Es gibt keine Entschuldigung und wir wissen seit langem über die Vorfälle aus z.B Oslo, Malmö Bescheid. Meine Mutter war 2 Jahre nach 1945 im Flüchtlingslager in Dänemark und hat keinen Lagerkoller entwickelt, ich war Jahre arbeitslos und Single- und bin nicht zum kriminellen Schläger, Dieb, Antänzer geworden. Als Mann bin ich auch kein Testosteron-Monster, sondern geformt von einer aufgeklärten, gebildeten, säkularisierten, modernen und freien Gesellschaft. Die will ich zurück und nicht mehr Polizei und Überwachung. Na, ja der Osten Bielefelds wird, wie OWL besonders zu leiden haben. Junge orientierungslose Russlanddeutsche ,Rumänen und Bulgaren, PKK-Kurden und die Sekte der Yesiden, jetzt Oldentruper Hof und das neue Heim im Siekerfelde... Danke Düsseldorf und Frau Kraft (wo ist die eigentlich untergetaucht?) für Nichts.

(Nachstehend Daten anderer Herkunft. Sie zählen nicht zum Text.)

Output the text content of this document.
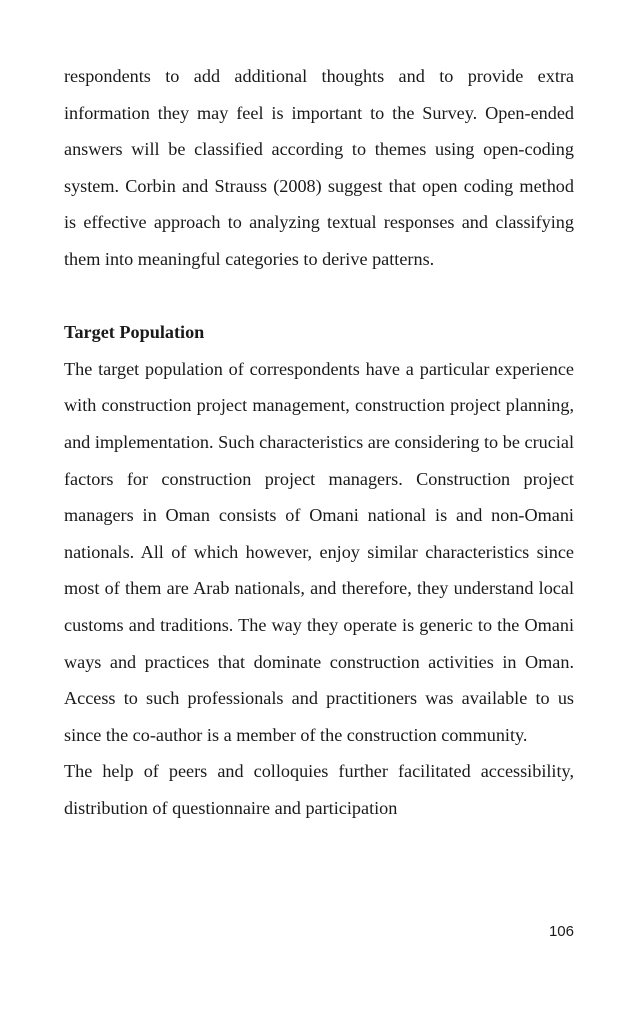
respondents to add additional thoughts and to provide extra information they may feel is important to the Survey. Open-ended answers will be classified according to themes using open-coding system. Corbin and Strauss (2008) suggest that open coding method is effective approach to analyzing textual responses and classifying them into meaningful categories to derive patterns.

Target Population

The target population of correspondents have a particular experience with construction project management, construction project planning, and implementation. Such characteristics are considering to be crucial factors for construction project managers. Construction project managers in Oman consists of Omani national is and non-Omani nationals. All of which however, enjoy similar characteristics since most of them are Arab nationals, and therefore, they understand local customs and traditions. The way they operate is generic to the Omani ways and practices that dominate construction activities in Oman. Access to such professionals and practitioners was available to us since the co-author is a member of the construction community.

The help of peers and colloquies further facilitated accessibility, distribution of questionnaire and participation

106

Selbst in diesem Text stecken schon wieder Dilemma.

Was bitte soll die Bemerkung: "Auch auf dem Oktoberfest gibt es so etwas"? In der gleichen Form? Hunderte durchgeknallte Psychopathen begrapschen Frauen im Dirndl? Das glaube ich wohl eher nicht. Zudem ist es dann n u r auf dem Oktoberfest. Merkt Ihr denn wirklich nicht, was hier abgeht? In mehreren Städten zeitgleich? Fast bundesweit? Würde mich nicht wundern, wenn die Bombendrohungen von München das Ablenkungsmannöver für Köln, Stuttgart, Frankfurt, Hamburg und was weiß ich noch für Städte waren. Ergebnis Köln: Noch immer keine Verhaftung, stattdessen wird der Polizei die Verantwortung zugeschoben. Herzlichen Glückwunsch Deutschland. Du hast einen Schuldigen gefunden.

Sehr richtig!

"Politisch heikel ist es aber einzig und allein, die Dinge nicht beim Namen zu nennen. Die halbe Wahrheit ist das ganze Elend. So ein Vorgehen nützt niemandem etwas und schadet besonders all jenen, die aus bloßer Angst um ihr Leben nach Deutschland geflüchtet sind und sich hier nach Kräften bemühen, Teil unserer Gesellschaft zu werden."

Volle Zustimmung. Wenn es gewisse Tätergruppen gibt dann bringt es nichts die Bevölkerung für dumm zu verkaufen. Die Bürger bekommen schon mit wie sich die allgemeine Sicherheitslage verändert. Vertrauen würde schaffen, wenn die Presse die Probleme klar und deutlich nennt und gleichzeitig die Politik/Polizei entsprechend auf diese Vorfälle reagiert. Alles andere sorgt dafür, dass rechtsradikale Parteien bald Wahlergebnisse bekommen die kein vernünftiger Bürger sehen möchte. Ich fordere daher die Scheuklappen endlich abzulegen und die Probleme anzupacken. Dazu gehört es auch, straffällige Asylbewerber umgehend auszuweisen. Die Presse und die Politik haben bei vielen Bürgern schon genug Vertrauen verspielt was für eine gesunde Demokratie sicher nicht förderlich ist!

Malmö, Rotherham, Paris, Köln...

Ja, der Schaden ist riesig, aber auch irreversibel, wenn nicht endlich das tatsächliche Übel vollumfänglich an der Wurzel gepackt und massivst gehandelt wird.

Noch wird öffentlich nebulös von Kultur/kulturfremd u.ä. geredet.

Die Islamverbände schreien schon auf und warnen vor Generalverdacht etc.